Full image.



Etienne Delaune
French, 1518–1585
Battle of Nude Men, ca. 1550
Gift of Mr. and Mrs. Theodore B. Donson, Class of 1960


The son of a tailor to François I, Etienne Delaune grew up following the itinerant royal court with his father. Like many engravers, he was first trained as a goldsmith, and created many designs for armor, jewelry, and decorative objects. During the reign of François’s son Henri II, Delaune produced prints and also engraved the surfaces of parade armors designed for the king.  This commonality between metalwork and engraving is not surprising, and his prints, like this one, often show a precision and intricacy associated with his original profession.


This print is one of a series of twelve in horizontal format, all of which draw their inspiration ultimately from Roman relief carving and especially the prints of 15th century Italian artist Andrea Mantegna after antique friezes. In fact, many of the plates for Mantegna’s prints had made their way to France and were being printed and distributed there in Delaune’s time.


This particular composition is also interesting from the standpoint of the exploration of the New World during this century.
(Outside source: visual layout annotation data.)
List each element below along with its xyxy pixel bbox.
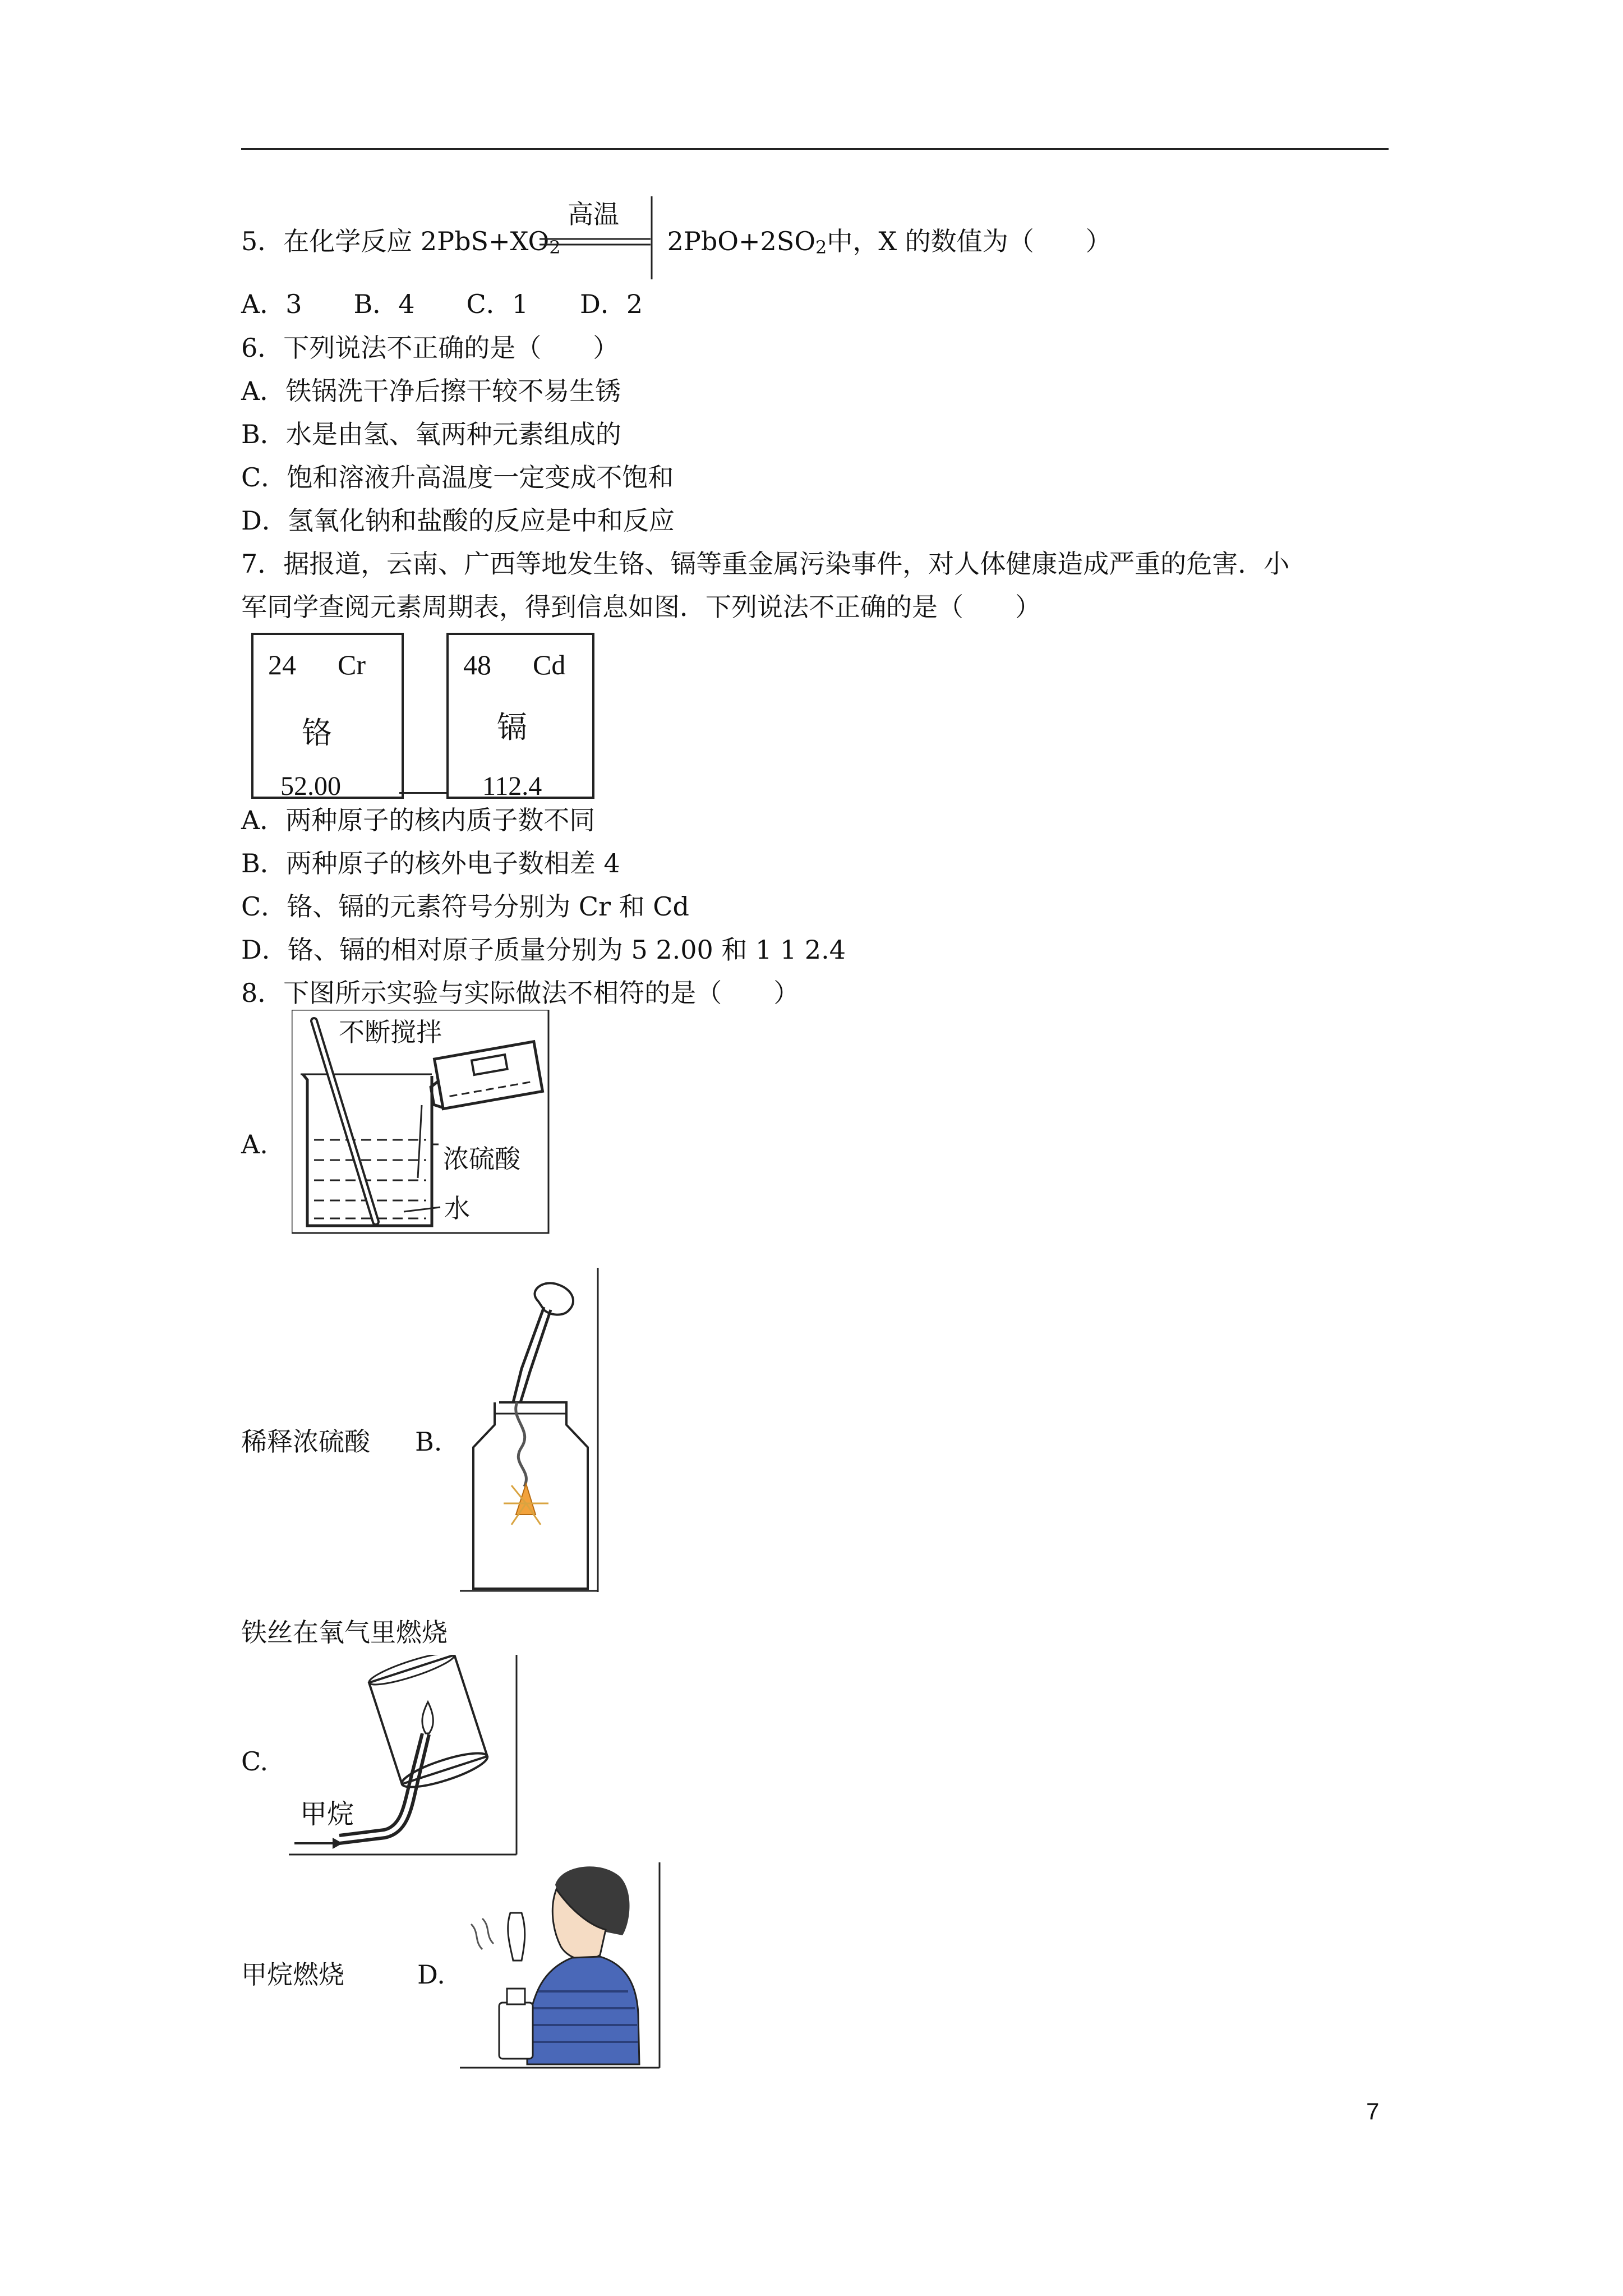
q5-reactants: 5．在化学反应 2PbS+XO — [241, 226, 550, 256]
q5-stem — [241, 224, 1112, 264]
methane-figure — [289, 1655, 519, 1857]
methane-label: 甲烷 — [300, 1798, 354, 1830]
header-rule — [241, 148, 1389, 150]
q5-reaction-sign — [538, 196, 656, 280]
q6-option-a: A．铁锅洗干净后擦干较不易生锈 — [241, 376, 621, 406]
water-label: 水 — [444, 1193, 470, 1223]
element-symbol: Cd — [533, 649, 566, 680]
element-number: 48 — [463, 649, 491, 680]
element-divider — [399, 792, 446, 794]
smell-gas-figure — [460, 1862, 662, 2070]
q7-option-d: D．铬、镉的相对原子质量分别为 5 2.00 和 1 1 2.4 — [241, 935, 846, 965]
element-mass: 52.00 — [280, 771, 341, 801]
element-mass: 112.4 — [482, 771, 542, 801]
q5-subscript-2: 2 — [815, 237, 827, 258]
q6-option-b: B．水是由氢、氧两种元素组成的 — [241, 419, 621, 449]
q8-option-a-label: A. — [241, 1129, 268, 1159]
q7-option-a: A．两种原子的核内质子数不同 — [241, 805, 596, 835]
element-symbol: Cr — [338, 649, 366, 680]
element-name: 镉 — [497, 711, 527, 744]
q6-option-d: D．氢氧化钠和盐酸的反应是中和反应 — [241, 505, 675, 536]
q6-option-c: C．饱和溶液升高温度一定变成不饱和 — [241, 462, 674, 493]
dilute-acid-figure — [292, 1010, 550, 1234]
element-card-cd — [446, 633, 594, 799]
q8-option-b-caption: 铁丝在氧气里燃烧 — [241, 1617, 448, 1648]
q8-stem: 8．下图所示实验与实际做法不相符的是（ ） — [241, 978, 800, 1008]
q8-option-b-label: B. — [415, 1427, 442, 1457]
q5-options: A．3 B．4 C．1 D．2 — [241, 289, 643, 319]
stir-label: 不断搅拌 — [339, 1017, 442, 1047]
element-name: 铬 — [302, 716, 332, 750]
q7-option-b: B．两种原子的核外电子数相差 4 — [241, 848, 620, 878]
element-number: 24 — [268, 649, 296, 680]
q5-products: 2PbO+2SO — [667, 226, 816, 256]
q6-stem: 6．下列说法不正确的是（ ） — [241, 333, 619, 363]
q7-option-c: C．铬、镉的元素符号分别为 Cr 和 Cd — [241, 891, 689, 922]
q5-condition: 高温 — [568, 199, 619, 229]
q8-option-c-label: C. — [241, 1746, 269, 1777]
q8-option-d-label: D. — [417, 1959, 445, 1990]
page-number: 7 — [1366, 2098, 1380, 2124]
q7-stem-line1: 7．据报道，云南、广西等地发生铬、镉等重金属污染事件，对人体健康造成严重的危害．小 — [241, 549, 1290, 579]
q8-option-a-caption: 稀释浓硫酸 — [241, 1427, 370, 1457]
q5-subscript-1: 2 — [549, 237, 561, 258]
q8-option-c-caption: 甲烷燃烧 — [241, 1959, 344, 1990]
iron-wire-figure — [460, 1268, 600, 1593]
q7-stem-line2: 军同学查阅元素周期表，得到信息如图．下列说法不正确的是（ ） — [241, 592, 1041, 622]
element-card-cr — [251, 633, 404, 799]
q5-question: 中，X 的数值为（ ） — [827, 226, 1112, 256]
acid-label: 浓硫酸 — [443, 1144, 520, 1174]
The leaf-shaped clubs and feathered garments, as well as the implication of cannibalism by the men who bite each other, are drawn from accounts and images of indigenous Americans brought back by explorers. Indeed, one of the most famous essays by French Renaissance philosopher Michel de Montaigne (1533–1592), entitled “Of Cannibals,” was inspired by his encounter in Rouen in 1562 with three Brazilian Tupinambá Indians who had been brought to France by the explorer Nicolas Durand de Villegaignon (1510–1571). A further layer of interpretation of this work is that cannibalism was sometimes used as a metaphor for the violence between Catholic and Protestant countrymen during the wars of religion.